Reprinted from yesterday's late editions.

Roberta Flack, one of the founding members of Africare, took one look around the shoulder-to-shoulder reception at the Iranian embassy Sunday night and sputtered joyously, "My mouth just keeps dropping."

The singer was remembering the first tiny brown-bag fund raisers for the 5-year-old relief organization and noting the growth some guests felt paralleled the spiraling grass-roots conciousness about Africa.

"Still we have not touched the surface in correcting attitudes towards Africa - it is not a blah, one monolithic continent," said C. Payne Lucas, the founder of Africare, a private group with 22 development projects in seven African nations. "Now that we have everyone's attention we have to develop a following . . . Africa has to become a way of life."

Ealier Sunday afternoon at the State Department pianist Wayne Davis alternate his musical tribute to that continent between a celebration of progress, to a plea for spiritual help for future understanding.

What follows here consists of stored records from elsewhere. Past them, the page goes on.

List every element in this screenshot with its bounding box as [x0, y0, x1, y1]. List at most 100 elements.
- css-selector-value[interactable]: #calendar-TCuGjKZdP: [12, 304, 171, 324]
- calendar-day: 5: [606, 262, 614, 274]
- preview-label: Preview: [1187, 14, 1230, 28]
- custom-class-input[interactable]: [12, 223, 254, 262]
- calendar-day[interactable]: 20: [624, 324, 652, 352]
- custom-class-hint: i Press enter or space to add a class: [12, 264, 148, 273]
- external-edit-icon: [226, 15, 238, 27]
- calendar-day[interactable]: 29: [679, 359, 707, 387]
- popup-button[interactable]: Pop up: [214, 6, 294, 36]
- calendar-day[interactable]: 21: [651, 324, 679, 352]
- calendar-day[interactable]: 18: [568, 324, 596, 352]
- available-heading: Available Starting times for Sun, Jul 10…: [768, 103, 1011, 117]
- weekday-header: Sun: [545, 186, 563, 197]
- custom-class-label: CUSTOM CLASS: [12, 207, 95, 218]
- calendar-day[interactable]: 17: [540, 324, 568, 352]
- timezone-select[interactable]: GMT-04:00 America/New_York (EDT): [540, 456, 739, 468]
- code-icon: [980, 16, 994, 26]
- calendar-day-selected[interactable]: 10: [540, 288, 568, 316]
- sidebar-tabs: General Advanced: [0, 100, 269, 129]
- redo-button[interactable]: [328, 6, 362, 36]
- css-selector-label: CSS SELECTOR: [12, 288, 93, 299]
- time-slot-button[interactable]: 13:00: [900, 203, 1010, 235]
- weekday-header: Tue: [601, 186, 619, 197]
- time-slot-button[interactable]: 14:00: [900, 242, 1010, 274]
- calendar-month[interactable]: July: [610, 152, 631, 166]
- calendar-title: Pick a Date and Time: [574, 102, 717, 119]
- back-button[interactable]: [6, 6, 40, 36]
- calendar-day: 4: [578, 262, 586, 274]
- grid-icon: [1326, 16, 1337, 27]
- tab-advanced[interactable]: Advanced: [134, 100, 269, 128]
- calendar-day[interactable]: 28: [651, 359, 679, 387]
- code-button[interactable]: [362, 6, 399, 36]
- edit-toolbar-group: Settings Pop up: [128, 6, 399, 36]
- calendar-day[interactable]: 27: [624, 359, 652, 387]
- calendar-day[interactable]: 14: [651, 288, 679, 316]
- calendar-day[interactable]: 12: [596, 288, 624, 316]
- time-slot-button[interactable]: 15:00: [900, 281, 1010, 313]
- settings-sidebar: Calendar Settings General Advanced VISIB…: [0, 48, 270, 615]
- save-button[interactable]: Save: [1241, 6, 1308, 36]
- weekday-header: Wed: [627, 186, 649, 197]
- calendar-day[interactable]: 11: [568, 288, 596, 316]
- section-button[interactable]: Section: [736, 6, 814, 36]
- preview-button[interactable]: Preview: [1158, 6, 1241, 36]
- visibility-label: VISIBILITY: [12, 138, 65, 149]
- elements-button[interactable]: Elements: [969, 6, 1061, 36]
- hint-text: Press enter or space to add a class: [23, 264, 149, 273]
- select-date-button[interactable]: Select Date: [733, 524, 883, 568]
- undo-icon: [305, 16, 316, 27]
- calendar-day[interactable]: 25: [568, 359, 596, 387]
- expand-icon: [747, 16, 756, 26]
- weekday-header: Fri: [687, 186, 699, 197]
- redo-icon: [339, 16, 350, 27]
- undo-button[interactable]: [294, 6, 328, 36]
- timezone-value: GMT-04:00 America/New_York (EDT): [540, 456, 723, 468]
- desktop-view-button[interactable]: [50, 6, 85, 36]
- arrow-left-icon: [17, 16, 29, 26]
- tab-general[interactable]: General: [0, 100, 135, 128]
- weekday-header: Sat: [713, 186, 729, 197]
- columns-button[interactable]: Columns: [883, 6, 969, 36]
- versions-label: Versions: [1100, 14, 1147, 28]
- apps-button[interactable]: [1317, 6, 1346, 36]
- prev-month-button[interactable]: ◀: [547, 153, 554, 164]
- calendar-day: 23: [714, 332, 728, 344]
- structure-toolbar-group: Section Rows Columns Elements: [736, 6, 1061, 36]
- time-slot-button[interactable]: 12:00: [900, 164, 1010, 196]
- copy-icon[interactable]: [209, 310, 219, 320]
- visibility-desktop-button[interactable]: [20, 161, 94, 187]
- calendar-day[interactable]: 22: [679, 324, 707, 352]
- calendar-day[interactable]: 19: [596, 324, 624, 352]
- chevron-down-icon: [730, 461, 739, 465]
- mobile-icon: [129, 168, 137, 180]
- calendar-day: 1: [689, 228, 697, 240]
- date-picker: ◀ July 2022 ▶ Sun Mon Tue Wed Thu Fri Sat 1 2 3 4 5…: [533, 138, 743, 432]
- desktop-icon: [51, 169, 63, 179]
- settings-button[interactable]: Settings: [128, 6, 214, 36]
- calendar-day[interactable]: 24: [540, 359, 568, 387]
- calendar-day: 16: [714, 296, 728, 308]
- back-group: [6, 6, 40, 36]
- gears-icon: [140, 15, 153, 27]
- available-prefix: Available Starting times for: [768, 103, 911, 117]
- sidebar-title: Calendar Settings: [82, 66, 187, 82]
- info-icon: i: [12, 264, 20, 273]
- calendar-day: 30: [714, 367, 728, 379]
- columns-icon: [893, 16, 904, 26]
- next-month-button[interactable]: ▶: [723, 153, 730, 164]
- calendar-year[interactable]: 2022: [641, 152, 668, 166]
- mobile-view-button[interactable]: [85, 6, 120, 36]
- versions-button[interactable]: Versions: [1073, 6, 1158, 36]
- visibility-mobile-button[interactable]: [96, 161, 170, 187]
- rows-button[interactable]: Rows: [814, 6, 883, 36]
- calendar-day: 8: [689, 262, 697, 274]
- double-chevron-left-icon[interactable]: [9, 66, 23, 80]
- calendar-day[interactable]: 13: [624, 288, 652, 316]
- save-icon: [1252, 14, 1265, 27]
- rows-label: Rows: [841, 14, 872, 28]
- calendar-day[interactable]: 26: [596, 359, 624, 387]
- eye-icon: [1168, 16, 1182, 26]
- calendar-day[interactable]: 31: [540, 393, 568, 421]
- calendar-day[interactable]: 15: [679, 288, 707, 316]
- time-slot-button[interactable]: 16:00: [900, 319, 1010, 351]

On the same stage, the remarks of Rep. Charles Rangel (D-N.Y.) ranged from relief that being called an African no longer causes a fistfight, to an emotional request for an African constituency in the U.S.

And the estimated 800 Washingtonians who were there to support the work of Africare tapped their feet to Davis' music and cheered Rangel's remarks.

Besides Davis and Rangel, the afternoon program included brief speeches by William E. Schaufele Jr., asistant secretary of state for African affairs, Ivory Coast Ambassador Timothee Ahoua, dean of the African diplomatic corps, and dance sequences by Mike Malone's D.C. Repertory's Dance Company. J.C. Hayward of WTOP acted as emcee.

Iranian Ambassador Ardeshir Zahedi said he gave the party not only because of his country's historical relations with Africa but also because of his close ties with African diplomats from the time he was foreign minister.

The guests, who comprised what Lucas called "a microcosm of what could happen," in terms of an ongoing African constituency, ranged from young professionals and veteran State Department employees, to politicans such as Marion Barry and cultural entrepreneurs such as Kennedy Center board chairman Roger Stevens. Everyone paid $25.

Though the rooms of the embassy overflowed, attorney Wiley Branton said that Sunday night's turnout was only the beginning. "I'm struck by the paucity of people here from among my associates. There is a need for more citizens to be involved," sand Branton. "This is only a drop in the bucket."